George Anthony Hill | |
Birth Date: | 25 August 1842 |
Birth Place: | Sherborn, Massachusetts, U.S. |
Death Place: | Cambridge, Massachusetts, U.S. |
Resting Place: | Sherborn, Massachusetts, U.S. |
Occupation: | College professor, private tutor, textbook writer |
Known For: | Textbooks on physics and mathematics |
Alma Mater: | Harvard University |
George Anthony Hill (August 25, 1842 – August 17, 1916) was an American assistant professor at Harvard and author of textbooks, primarily about physics and mathematics.
Hill was born in 1842 in Sherborn, Massachusetts. He received a bachelor's degree from Harvard in 1865, and a master's degree there in 1870.[1] [2] His education included time spent at the University of Glasgow studying under Lord Kelvin.
Hill was appointed an assistant professor of physics at Harvard, effective September 1, 1871,[3] a role he held until 1876. He then spent two years studying in Germany.[4] Upon his return, he focused on writing textbooks while also acting as a private tutor at Harvard. In 1898, he became director of a tutoring school in Cambridge, Massachusetts, where he worked for 16 years until his retirement in 1914.

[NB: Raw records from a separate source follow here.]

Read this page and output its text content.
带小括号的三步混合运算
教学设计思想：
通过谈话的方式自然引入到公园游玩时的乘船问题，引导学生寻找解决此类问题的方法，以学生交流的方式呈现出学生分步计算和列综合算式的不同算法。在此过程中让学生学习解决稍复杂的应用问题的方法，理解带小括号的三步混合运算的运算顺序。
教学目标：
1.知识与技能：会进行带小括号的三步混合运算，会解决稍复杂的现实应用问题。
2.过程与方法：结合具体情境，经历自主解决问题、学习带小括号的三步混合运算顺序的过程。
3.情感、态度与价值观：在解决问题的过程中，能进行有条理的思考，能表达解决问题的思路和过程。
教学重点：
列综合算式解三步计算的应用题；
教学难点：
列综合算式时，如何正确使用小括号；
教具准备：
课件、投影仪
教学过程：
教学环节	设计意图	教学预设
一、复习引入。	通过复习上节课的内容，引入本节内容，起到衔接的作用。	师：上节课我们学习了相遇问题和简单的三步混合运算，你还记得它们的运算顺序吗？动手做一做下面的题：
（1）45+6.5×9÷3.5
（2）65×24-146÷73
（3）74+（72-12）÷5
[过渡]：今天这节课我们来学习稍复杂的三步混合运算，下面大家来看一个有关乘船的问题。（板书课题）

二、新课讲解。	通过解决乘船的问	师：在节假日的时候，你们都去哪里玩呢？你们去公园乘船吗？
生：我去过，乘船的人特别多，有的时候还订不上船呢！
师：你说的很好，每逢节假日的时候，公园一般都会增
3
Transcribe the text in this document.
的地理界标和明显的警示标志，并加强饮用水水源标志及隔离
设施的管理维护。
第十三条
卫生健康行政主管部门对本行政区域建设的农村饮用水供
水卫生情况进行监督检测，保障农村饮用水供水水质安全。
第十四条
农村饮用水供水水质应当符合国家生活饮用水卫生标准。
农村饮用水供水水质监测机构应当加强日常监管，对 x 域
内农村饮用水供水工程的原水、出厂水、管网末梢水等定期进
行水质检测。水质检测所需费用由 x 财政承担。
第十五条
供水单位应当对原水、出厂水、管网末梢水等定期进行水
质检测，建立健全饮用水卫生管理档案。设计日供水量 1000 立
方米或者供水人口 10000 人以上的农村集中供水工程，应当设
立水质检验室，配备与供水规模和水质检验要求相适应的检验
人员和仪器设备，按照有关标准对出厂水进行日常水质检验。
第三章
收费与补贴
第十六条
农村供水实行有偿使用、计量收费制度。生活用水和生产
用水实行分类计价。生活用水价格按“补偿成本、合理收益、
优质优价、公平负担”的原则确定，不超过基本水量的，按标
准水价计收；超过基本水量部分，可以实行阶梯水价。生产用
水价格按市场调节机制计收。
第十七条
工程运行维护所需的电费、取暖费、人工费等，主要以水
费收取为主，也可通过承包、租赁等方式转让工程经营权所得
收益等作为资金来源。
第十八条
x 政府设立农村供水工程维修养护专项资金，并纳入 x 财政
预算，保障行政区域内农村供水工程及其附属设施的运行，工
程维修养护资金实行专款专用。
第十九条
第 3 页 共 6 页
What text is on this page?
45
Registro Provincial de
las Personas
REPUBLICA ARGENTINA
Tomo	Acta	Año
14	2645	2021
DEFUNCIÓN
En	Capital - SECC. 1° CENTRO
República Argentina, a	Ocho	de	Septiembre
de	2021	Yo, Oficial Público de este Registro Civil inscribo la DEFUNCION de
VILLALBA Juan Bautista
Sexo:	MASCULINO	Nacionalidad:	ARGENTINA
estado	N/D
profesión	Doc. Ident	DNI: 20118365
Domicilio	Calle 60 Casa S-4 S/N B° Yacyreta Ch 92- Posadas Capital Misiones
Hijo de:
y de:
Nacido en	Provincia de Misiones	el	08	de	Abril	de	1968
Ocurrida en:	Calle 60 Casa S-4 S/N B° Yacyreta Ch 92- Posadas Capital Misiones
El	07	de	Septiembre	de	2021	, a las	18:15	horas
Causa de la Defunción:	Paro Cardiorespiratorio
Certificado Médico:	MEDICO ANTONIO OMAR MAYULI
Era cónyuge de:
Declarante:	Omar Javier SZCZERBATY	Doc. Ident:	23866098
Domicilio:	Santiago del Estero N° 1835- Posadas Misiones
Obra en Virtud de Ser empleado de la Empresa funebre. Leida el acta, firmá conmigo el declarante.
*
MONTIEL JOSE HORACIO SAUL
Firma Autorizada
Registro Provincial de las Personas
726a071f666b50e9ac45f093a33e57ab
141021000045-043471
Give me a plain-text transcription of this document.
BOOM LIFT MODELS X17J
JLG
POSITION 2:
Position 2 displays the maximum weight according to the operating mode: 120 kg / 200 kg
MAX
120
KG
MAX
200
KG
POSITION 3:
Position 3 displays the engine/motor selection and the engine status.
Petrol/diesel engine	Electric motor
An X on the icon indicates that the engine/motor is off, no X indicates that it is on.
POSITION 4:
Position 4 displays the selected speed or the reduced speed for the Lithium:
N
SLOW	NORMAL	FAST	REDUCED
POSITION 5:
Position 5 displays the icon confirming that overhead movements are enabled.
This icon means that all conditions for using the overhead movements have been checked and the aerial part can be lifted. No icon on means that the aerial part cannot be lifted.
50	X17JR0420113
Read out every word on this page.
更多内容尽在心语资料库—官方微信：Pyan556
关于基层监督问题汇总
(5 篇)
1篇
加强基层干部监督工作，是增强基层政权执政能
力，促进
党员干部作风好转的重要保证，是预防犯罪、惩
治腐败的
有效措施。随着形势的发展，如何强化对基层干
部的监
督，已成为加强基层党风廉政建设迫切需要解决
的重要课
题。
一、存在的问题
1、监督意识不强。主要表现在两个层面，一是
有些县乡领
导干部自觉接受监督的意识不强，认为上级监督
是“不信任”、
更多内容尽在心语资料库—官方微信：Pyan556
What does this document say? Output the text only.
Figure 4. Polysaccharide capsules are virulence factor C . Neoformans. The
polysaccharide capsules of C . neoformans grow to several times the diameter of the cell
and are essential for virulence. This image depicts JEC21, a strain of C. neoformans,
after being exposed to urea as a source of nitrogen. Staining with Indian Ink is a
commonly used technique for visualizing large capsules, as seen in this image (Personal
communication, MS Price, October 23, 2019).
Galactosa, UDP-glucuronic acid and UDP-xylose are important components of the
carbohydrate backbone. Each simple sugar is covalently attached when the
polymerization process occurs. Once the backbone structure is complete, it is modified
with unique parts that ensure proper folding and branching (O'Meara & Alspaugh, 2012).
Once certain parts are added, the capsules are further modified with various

Hill wrote various textbooks, primarily on physics and mathematics. At the time of his death, The Boston Post noted that some of Hill's textbooks were "standard works, particularly his first book, Geometry for Beginners, written in 1880." Hill co-wrote some textbooks with George A. Wentworth (1835–1906), a teacher of mathematics at Phillips Exeter Academy.[5] [6]
Hill died in August 1916 in a hospital in Cambridge.[6] He was survived by a sister, Lizzie J. Daniels, and by his former wife, Annie M. Hill, who had divorced him in 1898.[7] There is no indication that the Hills had children. His estate was valued at $28,000 .[8] Hill was buried in his hometown of Sherborn.[9]